Failover tests are performed where the consequences of a software failure are so negative that specific hardware and/or software measures have been implemented to ensure system operation even in the event of failure. Failover tests may be applicable, for example, where the risk of financial losses is extreme or where critical safety issues exist. Where failures may result from catastrophic events, this form of recoverability testing may also be called “disaster recovery” testing.

Typical preventive measures for hardware failures might include load balancing across several processors and clustering servers, processors or disks so that one can immediately take over from another if it should fail (redundant systems). A typical software measure might be the implementation of more than one independent instance of a software system (for example, an aircraft’s flight control system) in so-called redundant dissimilar systems. Redundant systems are typically a combination of software and hardware measures and may be called duplex, triplex or quadruplex systems, depending on the number of independent instances (two, three or four respectively). The dissimilar aspect for the software is achieved when the same software requirements are provided to two (or more) independent and not connected development teams, with the objective of having the same services provided with different software. This protects the redundant dissimilar systems in that a similar defective input is less likely to have the same result. These measures taken to improve the recoverability of a system may directly influence its reliability as well and should also be considered when performing reliability testing.

Failover testing is designed to explicitly test systems by simulating failure modes or actually causing failures in a controlled environment. Following a failure, the failover mechanism is tested to ensure that data is not lost or corrupted and that any agreed service levels are maintained (e.g., function availability or response times).

Backup and Restore tests focus on the procedural measures set up to minimize the effects of a failure. Such tests evaluate the procedures (usually documented in a manual) for taking different forms of backup and for restoring that data if data loss or corruption should occur. Test cases are designed to ensure that critical paths through each procedure are covered. Technical reviews may be performed to “dry-run” these scenarios and validate the manuals against the actual procedures. Operational Acceptance Tests (OAT) exercise the scenarios in a production or production-like environment to validate their actual use.

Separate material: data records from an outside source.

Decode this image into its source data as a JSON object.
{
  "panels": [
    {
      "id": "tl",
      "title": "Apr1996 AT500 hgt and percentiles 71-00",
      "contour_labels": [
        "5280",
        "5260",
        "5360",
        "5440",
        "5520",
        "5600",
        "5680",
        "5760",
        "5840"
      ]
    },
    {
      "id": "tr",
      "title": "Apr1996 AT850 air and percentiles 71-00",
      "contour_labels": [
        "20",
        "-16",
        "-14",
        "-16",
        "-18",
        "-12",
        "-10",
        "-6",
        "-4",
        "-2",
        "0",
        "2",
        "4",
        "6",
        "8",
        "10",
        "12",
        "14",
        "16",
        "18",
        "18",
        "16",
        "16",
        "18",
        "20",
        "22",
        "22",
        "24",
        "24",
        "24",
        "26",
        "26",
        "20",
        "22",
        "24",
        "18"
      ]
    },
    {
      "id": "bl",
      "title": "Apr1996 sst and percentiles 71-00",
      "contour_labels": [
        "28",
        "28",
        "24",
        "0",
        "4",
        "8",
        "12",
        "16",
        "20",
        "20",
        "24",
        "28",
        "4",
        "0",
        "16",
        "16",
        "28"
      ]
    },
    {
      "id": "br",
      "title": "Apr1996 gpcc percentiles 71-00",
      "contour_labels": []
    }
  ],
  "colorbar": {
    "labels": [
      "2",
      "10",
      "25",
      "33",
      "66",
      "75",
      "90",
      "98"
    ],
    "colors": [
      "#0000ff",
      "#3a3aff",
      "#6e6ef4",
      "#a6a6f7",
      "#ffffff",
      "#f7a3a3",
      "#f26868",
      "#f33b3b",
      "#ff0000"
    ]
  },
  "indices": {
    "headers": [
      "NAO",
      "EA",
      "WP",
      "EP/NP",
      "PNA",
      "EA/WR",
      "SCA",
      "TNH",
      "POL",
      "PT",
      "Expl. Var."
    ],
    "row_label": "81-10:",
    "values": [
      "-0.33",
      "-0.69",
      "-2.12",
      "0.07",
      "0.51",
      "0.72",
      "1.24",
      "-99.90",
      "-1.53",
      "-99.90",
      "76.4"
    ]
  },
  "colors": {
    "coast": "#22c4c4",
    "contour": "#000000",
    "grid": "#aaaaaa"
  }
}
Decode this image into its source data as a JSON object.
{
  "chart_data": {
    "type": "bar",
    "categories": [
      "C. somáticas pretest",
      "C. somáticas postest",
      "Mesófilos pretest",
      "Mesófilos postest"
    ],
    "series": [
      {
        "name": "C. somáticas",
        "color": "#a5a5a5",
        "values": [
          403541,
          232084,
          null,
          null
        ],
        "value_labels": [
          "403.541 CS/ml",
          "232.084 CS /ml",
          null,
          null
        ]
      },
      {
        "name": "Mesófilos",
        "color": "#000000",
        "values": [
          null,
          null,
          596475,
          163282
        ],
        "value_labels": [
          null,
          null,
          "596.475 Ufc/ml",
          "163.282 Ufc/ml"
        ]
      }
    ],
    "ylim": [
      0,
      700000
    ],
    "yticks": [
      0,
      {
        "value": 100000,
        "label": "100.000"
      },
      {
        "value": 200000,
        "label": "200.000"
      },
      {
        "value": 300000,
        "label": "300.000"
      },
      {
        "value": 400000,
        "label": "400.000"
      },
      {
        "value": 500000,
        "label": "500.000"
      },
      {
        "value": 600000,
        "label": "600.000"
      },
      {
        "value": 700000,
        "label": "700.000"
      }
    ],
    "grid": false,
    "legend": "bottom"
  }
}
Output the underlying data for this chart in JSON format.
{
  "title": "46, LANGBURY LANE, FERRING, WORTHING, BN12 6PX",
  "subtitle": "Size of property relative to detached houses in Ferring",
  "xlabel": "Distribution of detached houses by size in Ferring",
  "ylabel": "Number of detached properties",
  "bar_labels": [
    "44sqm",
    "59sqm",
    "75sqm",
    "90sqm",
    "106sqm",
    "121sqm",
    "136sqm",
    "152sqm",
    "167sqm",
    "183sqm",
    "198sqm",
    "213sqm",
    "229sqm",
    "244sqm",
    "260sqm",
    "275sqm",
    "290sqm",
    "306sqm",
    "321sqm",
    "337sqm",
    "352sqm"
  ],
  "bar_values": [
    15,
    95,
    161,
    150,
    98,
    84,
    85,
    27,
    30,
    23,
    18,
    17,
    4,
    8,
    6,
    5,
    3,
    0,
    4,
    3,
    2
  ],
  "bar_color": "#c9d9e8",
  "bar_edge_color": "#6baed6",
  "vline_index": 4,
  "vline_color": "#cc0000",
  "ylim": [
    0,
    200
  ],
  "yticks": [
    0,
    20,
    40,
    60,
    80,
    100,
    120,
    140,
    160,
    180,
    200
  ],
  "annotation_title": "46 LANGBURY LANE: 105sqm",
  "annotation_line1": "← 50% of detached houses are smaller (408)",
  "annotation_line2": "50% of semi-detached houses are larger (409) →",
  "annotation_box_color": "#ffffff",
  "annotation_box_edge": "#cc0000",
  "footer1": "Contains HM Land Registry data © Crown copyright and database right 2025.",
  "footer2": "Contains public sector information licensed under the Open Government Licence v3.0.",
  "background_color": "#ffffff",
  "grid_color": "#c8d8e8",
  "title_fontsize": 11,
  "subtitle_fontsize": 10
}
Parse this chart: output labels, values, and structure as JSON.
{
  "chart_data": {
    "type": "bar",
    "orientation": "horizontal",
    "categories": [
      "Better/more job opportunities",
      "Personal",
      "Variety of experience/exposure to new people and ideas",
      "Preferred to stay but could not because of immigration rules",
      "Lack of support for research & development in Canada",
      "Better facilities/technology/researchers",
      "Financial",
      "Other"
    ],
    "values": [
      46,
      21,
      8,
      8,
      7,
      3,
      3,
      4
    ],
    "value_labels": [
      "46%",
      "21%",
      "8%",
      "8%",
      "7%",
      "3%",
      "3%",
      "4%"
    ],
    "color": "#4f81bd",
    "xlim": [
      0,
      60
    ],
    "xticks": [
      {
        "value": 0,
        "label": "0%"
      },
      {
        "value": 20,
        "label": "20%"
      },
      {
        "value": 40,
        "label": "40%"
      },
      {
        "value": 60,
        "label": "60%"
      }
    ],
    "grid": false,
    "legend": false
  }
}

Measures for Backup and Restore tests may include the following:

  • Time taken to perform different types of backup (e.g., full, incremental)
  • Time taken to restore data
  • Levels of guaranteed data backup (e.g., recovery of all data no more than 24 hours old, recovery of specific transaction data no more than one hour old)

Reliability Test Planning

In general the following aspects are of particular relevance when planning reliability tests:
Reliability can continue to be monitored after the software has entered production. The organization and staff responsible for operation of the software must be consulted when gathering reliability requirements for test planning purposes.
The Technical Test Analyst may select a reliability growth model which shows the expected levels of reliability over time. A reliability growth model can provide useful information to the Test Manager by enabling comparison of the expected and achieved reliability levels.

Reliability tests should be conducted in a production-like environment. The environment used should remain as stable as possible to enable reliability trends to be monitored over time. Because reliability tests often require use of the entire system, reliability testing is most commonly done as part of system testing. However, individual components can be subjected to reliability testing as well as integrated sets of components. Detailed architecture, design and code reviews can also be used to remove some of the risk of reliability issues occurring in the implemented system.

In order to produce test results that are statistically significant, reliability tests usually require long execution times. This may make it difficult to schedule within other planned tests.

Reliability Test Specification

Reliability testing may take the form of a repeated set of predetermined tests. These may be tests selected at random from a pool or test cases generated by a statistical model using random or pseudo-random methods. Tests may also be based on patterns of use which are sometimes referred to as “Operational Profiles”.

Certain reliability tests may specify that memory-intensive actions be executed repeatedly so that possible memory leaks can be detected.